A partnership may have multiple book up layers from multiple book up event
Different 704(c) methods may be chosen for each property for each layer.
What is a nonrecourse liability?
A liability that is secured only by the underlying property.
Do partners bear the economic risk of loss for property secured by non-recourse debt?
No. If the value of the property decreases, they can just have the lender foreclose.
Partners only bear risk of loss to the extent of cash invested or recourse debt.
Can allocations of deductions attributable to non-recourse debt have substantial economic effect?
No, because the partners do not bear the risk of loss on the value of the property.
If property secured by non-recourse debt is sold or foreclosed upon, can the partnership have income?
Yes. The amount of gain will be equal to the relief of liability (i.e., the amount of the loan) less the property's basis. If the property has been depreciated, for example, there will be gain.
What is "partnership minimum gain"?
The amount of gain that the partnership would realize if it disposed of assets subject to non-recourse debt for no consideration other than satisfaction of debt (i.e., the amount of the loan less the property's basis).
What creates partnership minimum gain?
1) The adjusted basis of encumbered property is reduced below the amount of the liability (i.e., depreciation deductions).

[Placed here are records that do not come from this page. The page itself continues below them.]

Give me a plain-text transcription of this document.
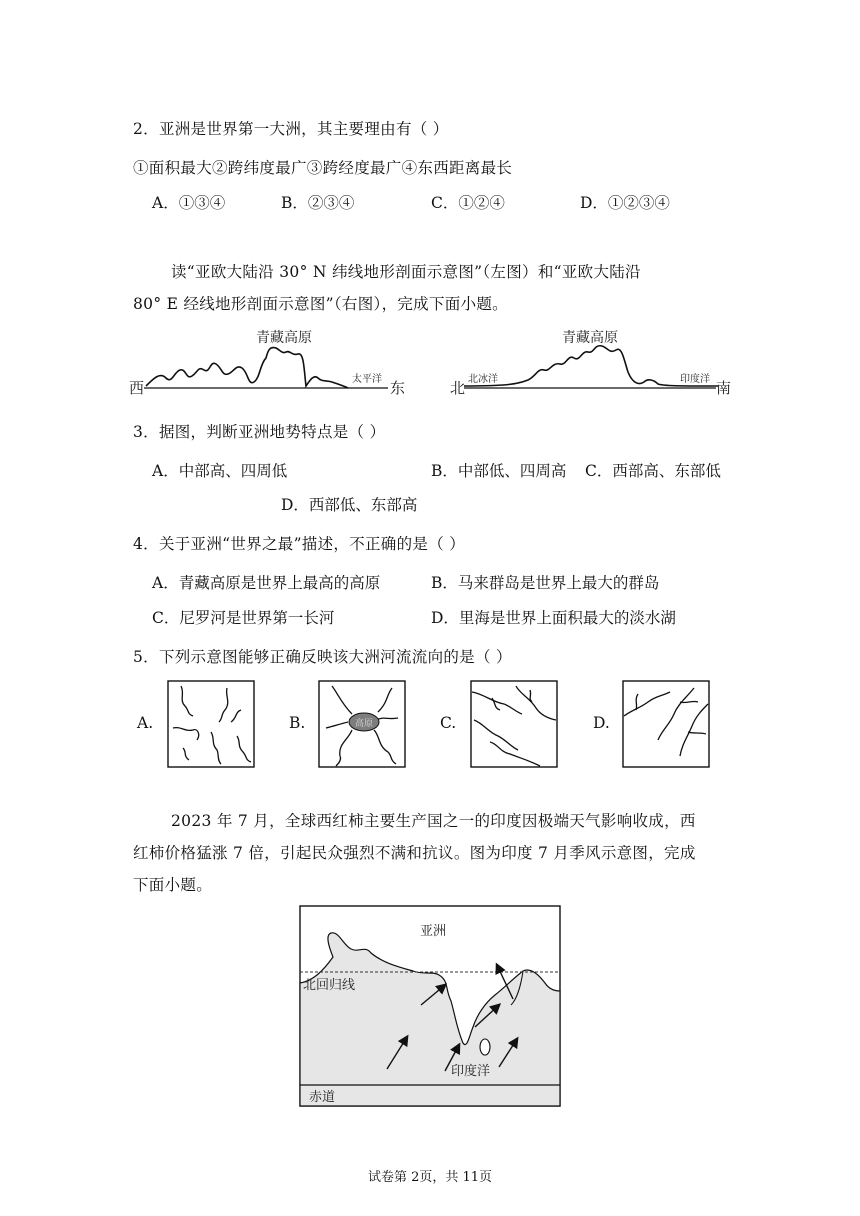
2．亚洲是世界第一大洲，其主要理由有（ ）
①面积最大②跨纬度最广③跨经度最广④东西距离最长
A．①③④	B．②③④	C．①②④	D．①②③④
读“亚欧大陆沿 30° N 纬线地形剖面示意图”（左图）和“亚欧大陆沿
80° E 经线地形剖面示意图”（右图），完成下面小题。
青藏高原
西	太平洋 东
青藏高原
北 北冰洋	印度洋 南
3．据图，判断亚洲地势特点是（ ）
A．中部高、四周低	B．中部低、四周高 C．西部高、东部低
D．西部低、东部高
4．关于亚洲“世界之最”描述，不正确的是（ ）
A．青藏高原是世界上最高的高原	B．马来群岛是世界上最大的群岛
C．尼罗河是世界第一长河	D．里海是世界上面积最大的淡水湖
5．下列示意图能够正确反映该大洲河流流向的是（ ）
A.	B.	高原	C.	D.
2023 年 7 月，全球西红柿主要生产国之一的印度因极端天气影响收成，西
红柿价格猛涨 7 倍，引起民众强烈不满和抗议。图为印度 7 月季风示意图，完成
下面小题。
亚洲
北回归线
印度洋
赤道
试卷第 2页，共 11页
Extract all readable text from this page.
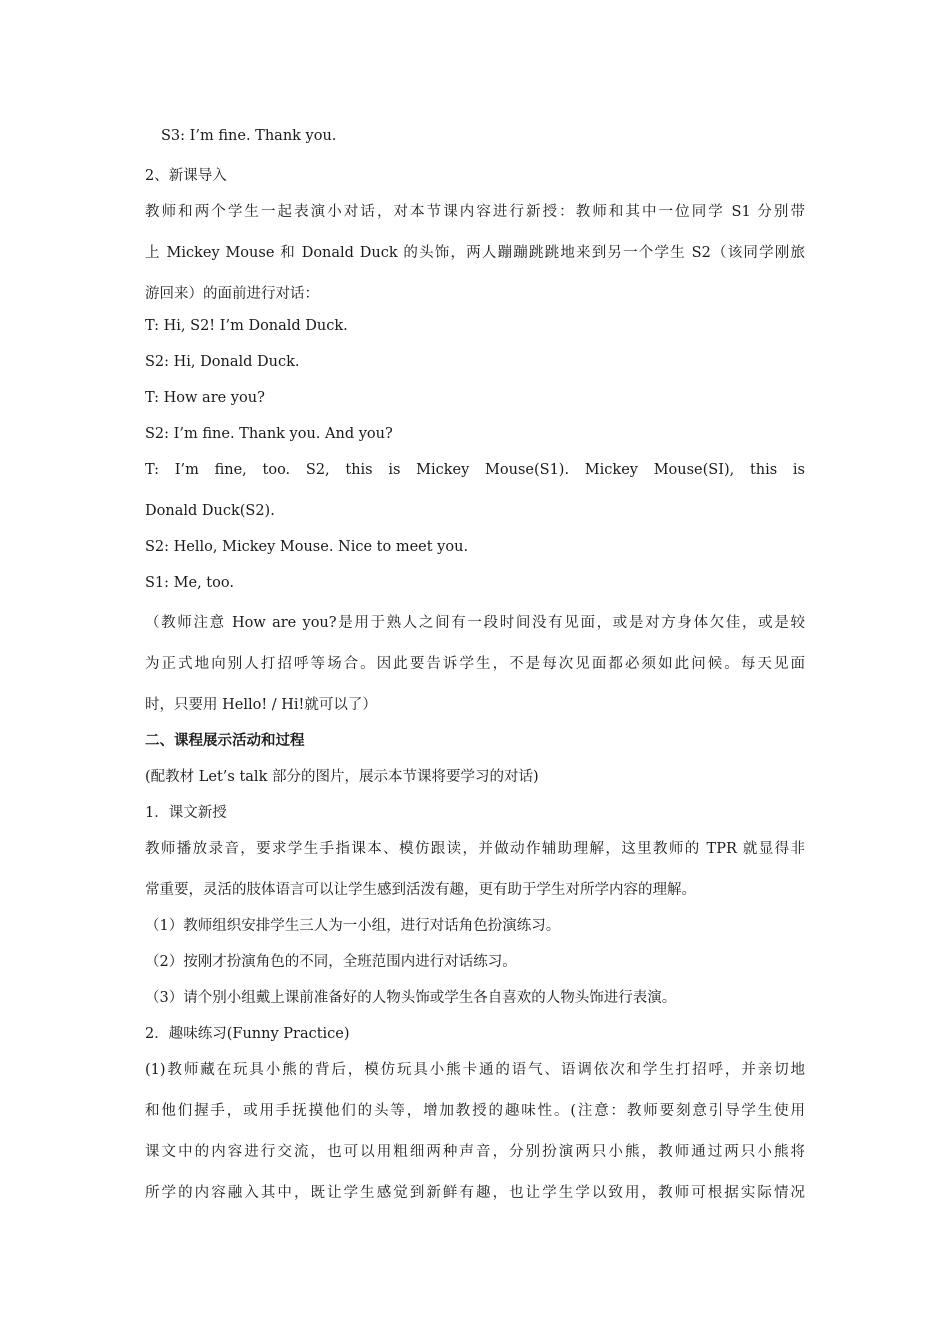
S3: I’m fine. Thank you.
2、新课导入
教师和两个学生一起表演小对话，对本节课内容进行新授：教师和其中一位同学 S1 分别带
上 Mickey Mouse 和 Donald Duck 的头饰，两人蹦蹦跳跳地来到另一个学生 S2（该同学刚旅
游回来）的面前进行对话：
T: Hi, S2! I’m Donald Duck.
S2: Hi, Donald Duck.
T: How are you?
S2: I’m fine. Thank you. And you?
T: I’m fine, too. S2, this is Mickey Mouse(S1). Mickey Mouse(SI), this is
Donald Duck(S2).
S2: Hello, Mickey Mouse. Nice to meet you.
S1: Me, too.
（教师注意 How are you?是用于熟人之间有一段时间没有见面，或是对方身体欠佳，或是较
为正式地向别人打招呼等场合。因此要告诉学生，不是每次见面都必须如此问候。每天见面
时，只要用 Hello! / Hi!就可以了）
二、课程展示活动和过程
(配教材 Let’s talk 部分的图片，展示本节课将要学习的对话)
1．课文新授
教师播放录音，要求学生手指课本、模仿跟读，并做动作辅助理解，这里教师的 TPR 就显得非
常重要，灵活的肢体语言可以让学生感到活泼有趣，更有助于学生对所学内容的理解。
（1）教师组织安排学生三人为一小组，进行对话角色扮演练习。
（2）按刚才扮演角色的不同，全班范围内进行对话练习。
（3）请个别小组戴上课前准备好的人物头饰或学生各自喜欢的人物头饰进行表演。
2．趣味练习(Funny Practice)
(1)教师藏在玩具小熊的背后，模仿玩具小熊卡通的语气、语调依次和学生打招呼，并亲切地
和他们握手，或用手抚摸他们的头等，增加教授的趣味性。(注意：教师要刻意引导学生使用
课文中的内容进行交流，也可以用粗细两种声音，分别扮演两只小熊，教师通过两只小熊将
所学的内容融入其中，既让学生感觉到新鲜有趣，也让学生学以致用，教师可根据实际情况
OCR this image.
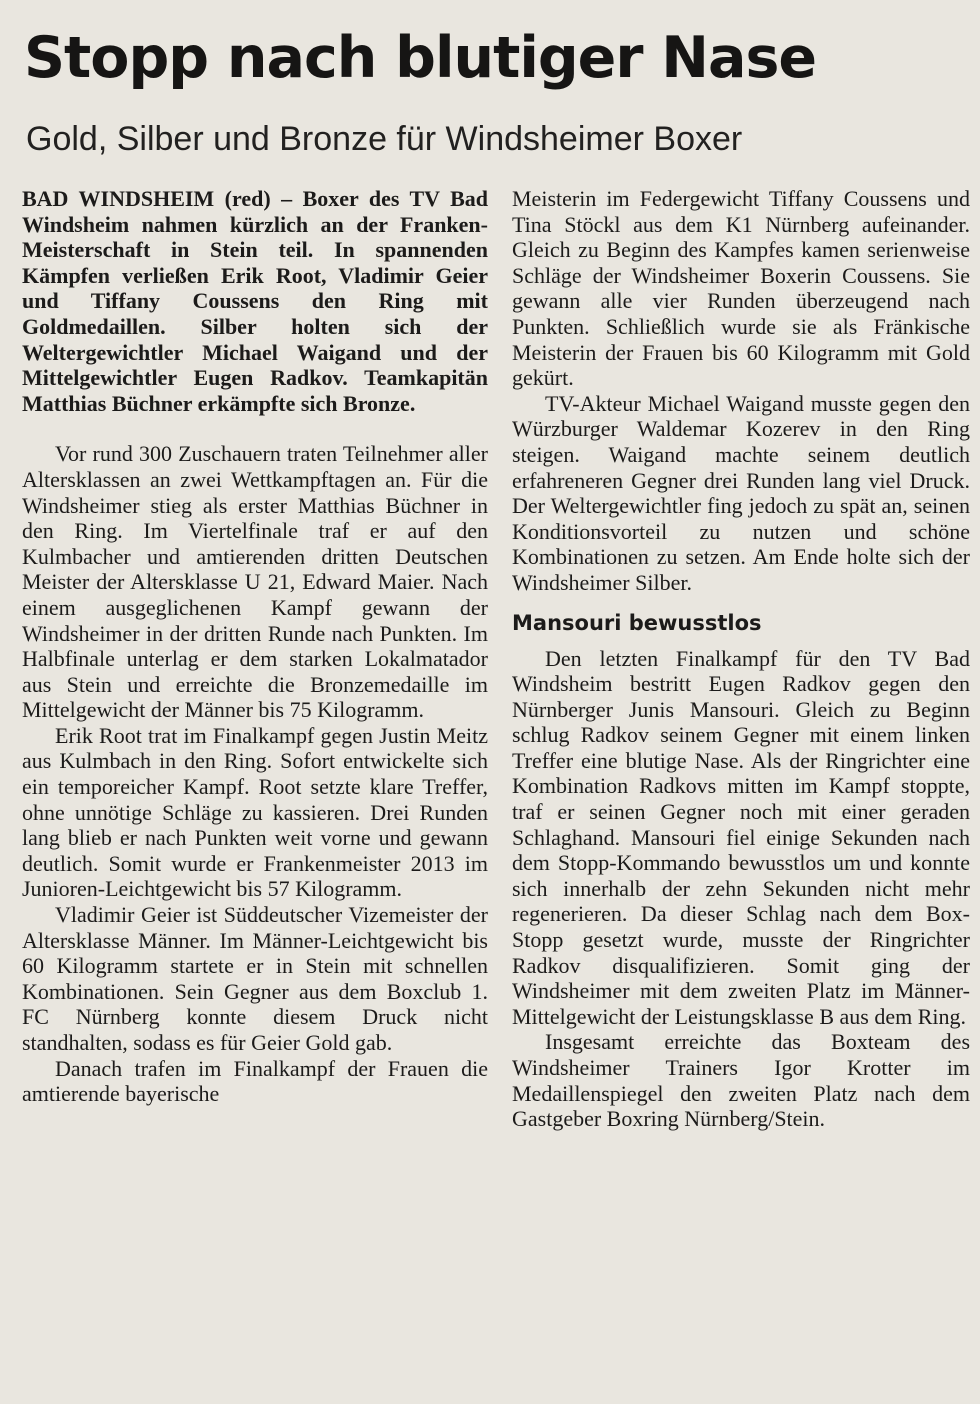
Stopp nach blutiger Nase
Gold, Silber und Bronze für Windsheimer Boxer

BAD WINDSHEIM (red) – Boxer des TV Bad Windsheim nahmen kürzlich an der Franken-Meisterschaft in Stein teil. In spannenden Kämpfen verließen Erik Root, Vladimir Geier und Tiffany Coussens den Ring mit Goldmedaillen. Silber holten sich der Weltergewichtler Michael Waigand und der Mittelgewichtler Eugen Radkov. Teamkapitän Matthias Büchner erkämpfte sich Bronze.

Vor rund 300 Zuschauern traten Teilnehmer aller Altersklassen an zwei Wettkampftagen an. Für die Windsheimer stieg als erster Matthias Büchner in den Ring. Im Viertelfinale traf er auf den Kulmbacher und amtierenden dritten Deutschen Meister der Altersklasse U 21, Edward Maier. Nach einem ausgeglichenen Kampf gewann der Windsheimer in der dritten Runde nach Punkten. Im Halbfinale unterlag er dem starken Lokalmatador aus Stein und erreichte die Bronzemedaille im Mittelgewicht der Männer bis 75 Kilogramm.

Erik Root trat im Finalkampf gegen Justin Meitz aus Kulmbach in den Ring. Sofort entwickelte sich ein temporeicher Kampf. Root setzte klare Treffer, ohne unnötige Schläge zu kassieren. Drei Runden lang blieb er nach Punkten weit vorne und gewann deutlich. Somit wurde er Frankenmeister 2013 im Junioren-Leichtgewicht bis 57 Kilogramm.

Vladimir Geier ist Süddeutscher Vizemeister der Altersklasse Männer. Im Männer-Leichtgewicht bis 60 Kilogramm startete er in Stein mit schnellen Kombinationen. Sein Gegner aus dem Boxclub 1. FC Nürnberg konnte diesem Druck nicht standhalten, sodass es für Geier Gold gab.

Danach trafen im Finalkampf der Frauen die amtierende bayerische

Meisterin im Federgewicht Tiffany Coussens und Tina Stöckl aus dem K1 Nürnberg aufeinander. Gleich zu Beginn des Kampfes kamen serienweise Schläge der Windsheimer Boxerin Coussens. Sie gewann alle vier Runden überzeugend nach Punkten. Schließlich wurde sie als Fränkische Meisterin der Frauen bis 60 Kilogramm mit Gold gekürt.

TV-Akteur Michael Waigand musste gegen den Würzburger Waldemar Kozerev in den Ring steigen. Waigand machte seinem deutlich erfahreneren Gegner drei Runden lang viel Druck. Der Weltergewichtler fing jedoch zu spät an, seinen Konditionsvorteil zu nutzen und schöne Kombinationen zu setzen. Am Ende holte sich der Windsheimer Silber.

Mansouri bewusstlos

Den letzten Finalkampf für den TV Bad Windsheim bestritt Eugen Radkov gegen den Nürnberger Junis Mansouri. Gleich zu Beginn schlug Radkov seinem Gegner mit einem linken Treffer eine blutige Nase. Als der Ringrichter eine Kombination Radkovs mitten im Kampf stoppte, traf er seinen Gegner noch mit einer geraden Schlaghand. Mansouri fiel einige Sekunden nach dem Stopp-Kommando bewusstlos um und konnte sich innerhalb der zehn Sekunden nicht mehr regenerieren. Da dieser Schlag nach dem Box-Stopp gesetzt wurde, musste der Ringrichter Radkov disqualifizieren. Somit ging der Windsheimer mit dem zweiten Platz im Männer-Mittelgewicht der Leistungsklasse B aus dem Ring.

Insgesamt erreichte das Boxteam des Windsheimer Trainers Igor Krotter im Medaillenspiegel den zweiten Platz nach dem Gastgeber Boxring Nürnberg/Stein.
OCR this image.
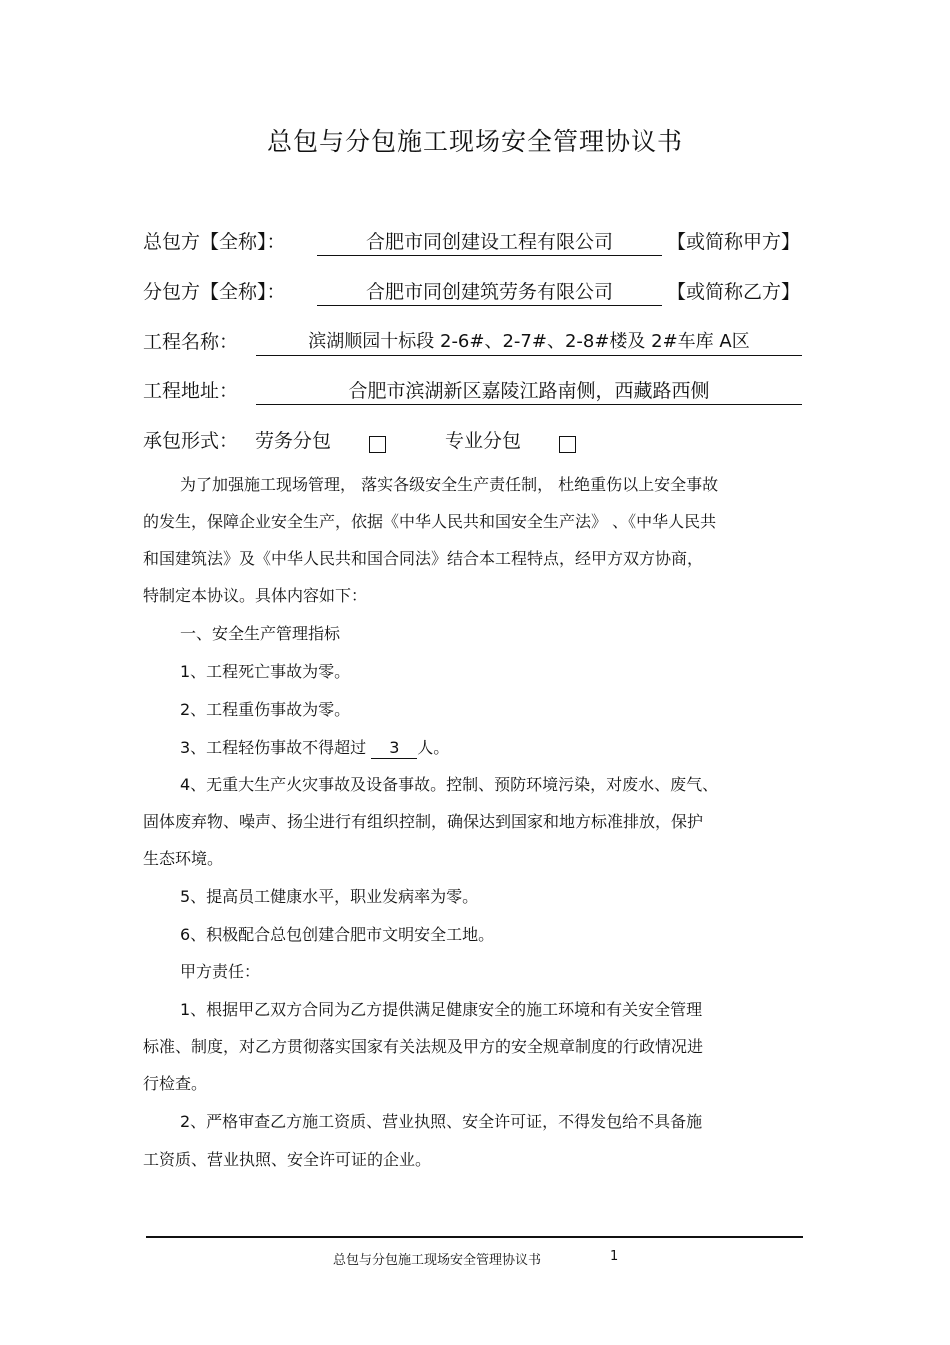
总包与分包施工现场安全管理协议书
总包方【全称】：	合肥市同创建设工程有限公司	【或简称甲方】
分包方【全称】：	合肥市同创建筑劳务有限公司	【或简称乙方】
工程名称：	滨湖顺园十标段 2-6#、2-7#、2-8#楼及 2#车库 A区
工程地址：	合肥市滨湖新区嘉陵江路南侧，西藏路西侧
承包形式： 劳务分包	专业分包
为了加强施工现场管理， 落实各级安全生产责任制， 杜绝重伤以上安全事故
的发生，保障企业安全生产，依据《中华人民共和国安全生产法》 、《中华人民共
和国建筑法》及《中华人民共和国合同法》结合本工程特点，经甲方双方协商，
特制定本协议。具体内容如下：
一、安全生产管理指标
1、工程死亡事故为零。
2、工程重伤事故为零。
3、工程轻伤事故不得超过 3 人。
4、无重大生产火灾事故及设备事故。控制、预防环境污染，对废水、废气、
固体废弃物、噪声、扬尘进行有组织控制，确保达到国家和地方标准排放，保护
生态环境。
5、提高员工健康水平，职业发病率为零。
6、积极配合总包创建合肥市文明安全工地。
甲方责任：
1、根据甲乙双方合同为乙方提供满足健康安全的施工环境和有关安全管理
标准、制度，对乙方贯彻落实国家有关法规及甲方的安全规章制度的行政情况进
行检查。
2、严格审查乙方施工资质、营业执照、安全许可证，不得发包给不具备施
工资质、营业执照、安全许可证的企业。
总包与分包施工现场安全管理协议书	1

2) The amount of a non-recourse liability is increased in excess of adjusted basis (i.e., a refinancing).
Can non-recourse deductions be allocated?
Yes, they can be allocated to the partners to whom the related minimum gain will be allocated (via the minimum gain chargeback provision), if the partnership agreement satisfies a safe harbor with 4 requirements.
What are the requirements in order for allocations for non-recourse debt to be respected?
The partnership agreement must satisfy a safe harbor of 4 requirements:
1) The partnership agreement satisfies the Big Three test or alternative test for economic effect
2) Non-recourse deductions are allocated in manner reasonably consistent with allocations of other significant partnership items
3) There must be either unconditional deficit restoration obligation or be subject to minimum gain chargeback.
4) All other material allocations and capital account adjustments under the partnership agreement must comply with basic 704(b) regulations (i.e., other material allocations have SEE).
What are non-recourse deductions?
Deductions that are attributable to a net increase in partnership minimum gain.
This could occur if cost recovery deductions reduce the adjusted basis in property or there is a refinancing and proceeds are not distributed to the partners.
What is a partner's share of partnership minimum gain?
It is equal to:
1) Non-recourse deductions allocated to them throughout life of the partnership, and
2) Their share of distributions of NR liability proceeds allocable to an increase in PMG, reduced by
3) Their share of any prior net decreases in PMG.
What does a "minimum gain chargeback" provision require?
For any year in which there is a net decrease in a partner's share of partnership minimum gain, the partner must be allocated income/gain equal to net decrease.